According to Article 25 of the Spanish Constitution, “prison sentences and security measures should be aimed at the reintegration and training of prisoners”. This mandate is binding, it is in the area of freedoms and rights. However, advocates of a generous and sacrosanct charter appear to be looking sideways in protecting the people under their protection by the State.
The report of the European Commission for the Prevention of Torture or of the Council of Europe, the largest continental organization in human rights, repeatedly states that “Spanish prisons are torture, ill-treatment and infamous aggressions”. Between 2004 and 2016, the Coordinator for the Prevention of Torture analysed and documented the situation of the 961 prisoners who have been subjected to such treatment. It also denounced other vulnerable cases, such as the denial of the third grade to people with chronic and incurable diseases, a measure found in prison regulations. This attitude is common and everyday.

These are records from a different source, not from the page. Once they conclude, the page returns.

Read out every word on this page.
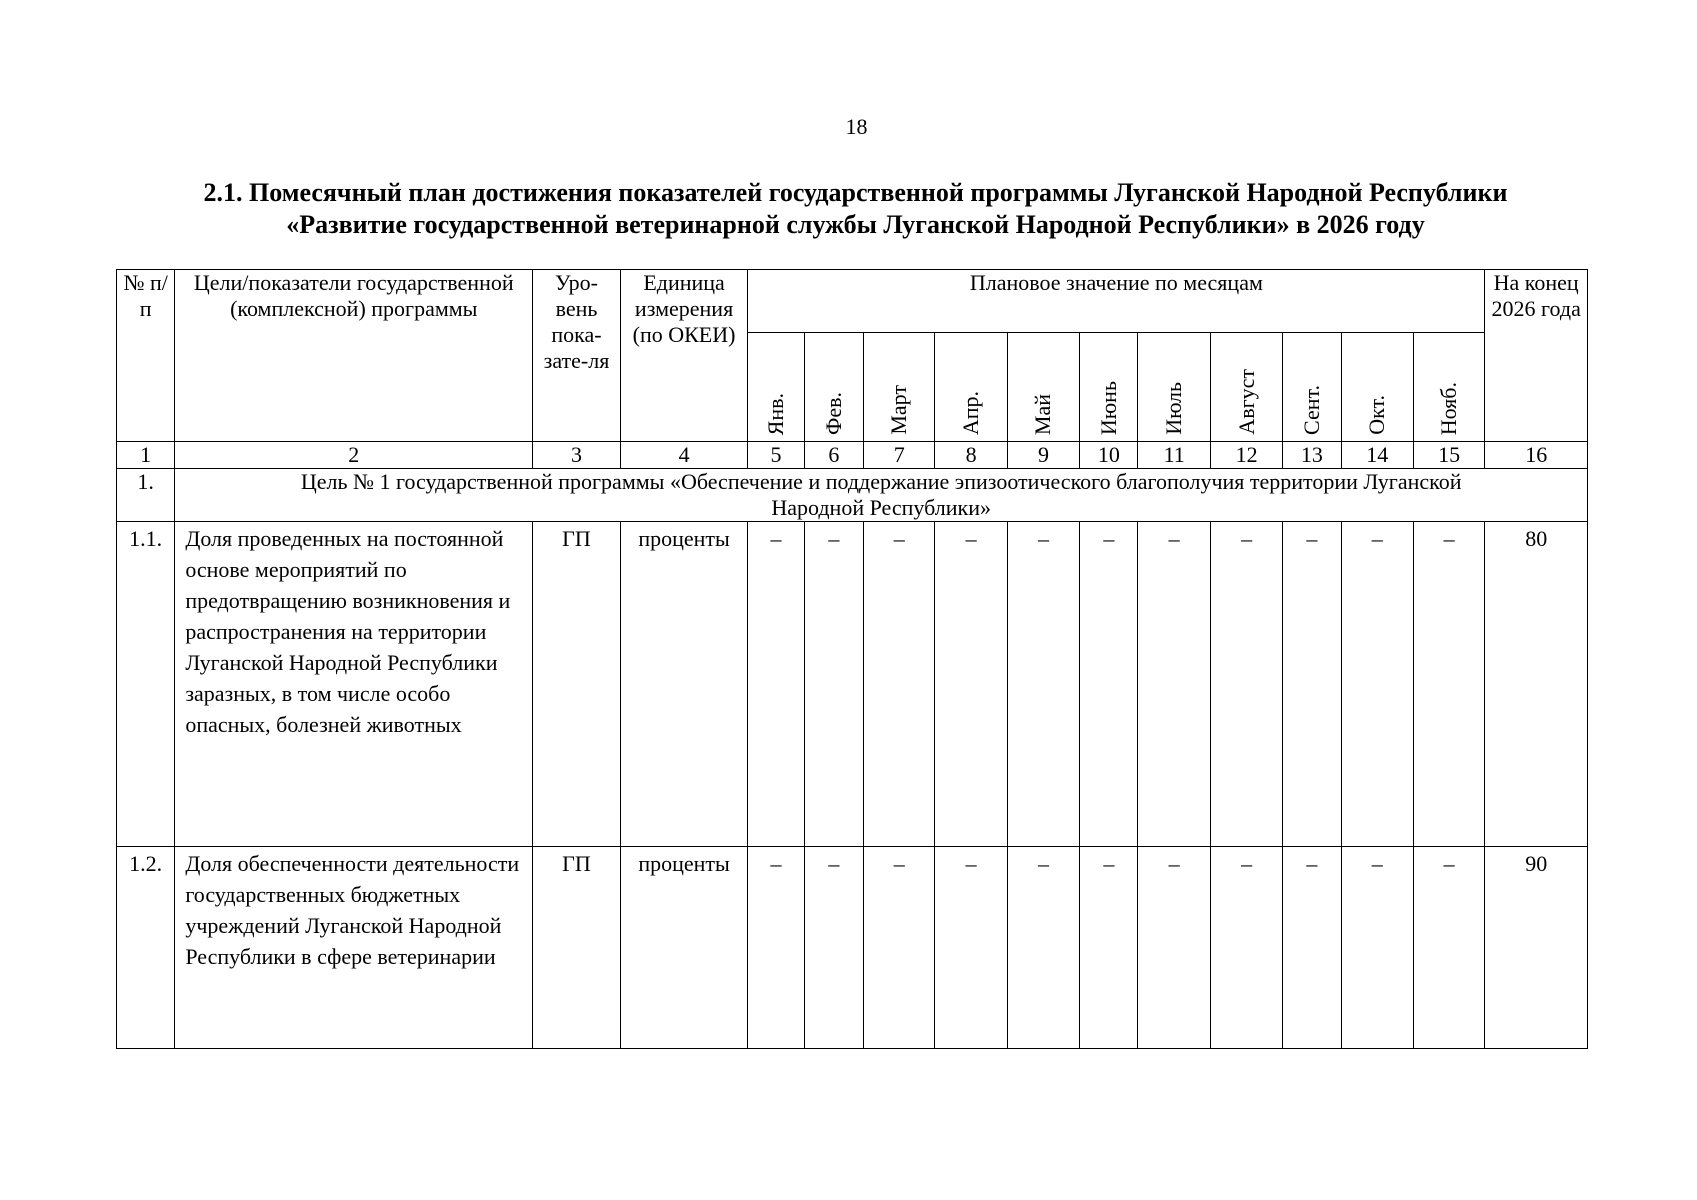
18
2.1. Помесячный план достижения показателей государственной программы Луганской Народной Республики
«Развитие государственной ветеринарной службы Луганской Народной Республики» в 2026 году
№ п/п	Цели/показатели государственной (комплексной) программы	Уро-вень пока-зате-ля	Единица измерения (по ОКЕИ)	Плановое значение по месяцам											На конец 2026 года
				Янв.	Фев.	Март	Апр.	Май	Июнь	Июль	Август	Сент.	Окт.	Нояб.	
1	2	3	4	5	6	7	8	9	10	11	12	13	14	15	16
1.	Цель № 1 государственной программы «Обеспечение и поддержание эпизоотического благополучия территории Луганской Народной Республики»														
1.1.	Доля проведенных на постоянной основе мероприятий по предотвращению возникновения и распространения на территории Луганской Народной Республики заразных, в том числе особо опасных, болезней животных	ГП	проценты	–	–	–	–	–	–	–	–	–	–	–	80
1.2.	Доля обеспеченности деятельности государственных бюджетных учреждений Луганской Народной Республики в сфере ветеринарии	ГП	проценты	–	–	–	–	–	–	–	–	–	–	–	90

Precisely, the end of torture and the release of people suffering from an incurable disease are the first objective of the group of prisoners. These are some of the fourteen points on the table they have drawn up, made by thirty inmates from different prisons in the Spanish State. This group has already proposed three years ago an appeal for effective fighting from within. Since then, they have taken various initiatives to meet their demands. The last, the joint hunger strike that took place between 1 and 15 May.
Today, at a time when we are experiencing the consequences of the Altsasu case and the Referendum of 1 October, prisons are areas of repression against political dissent. In this way, we should open our eyes and question the general model of punishing states. Are political prisoners not the sectors we have left out of society? That is to say, the people who isolate them in their cells and condemn them to oblivion. Xabier González won't see the aurora again. It is, however, in our hands to break the silence that has been imposed around its history and similar ones. Because we don't count the terrible experiences that have stopped being.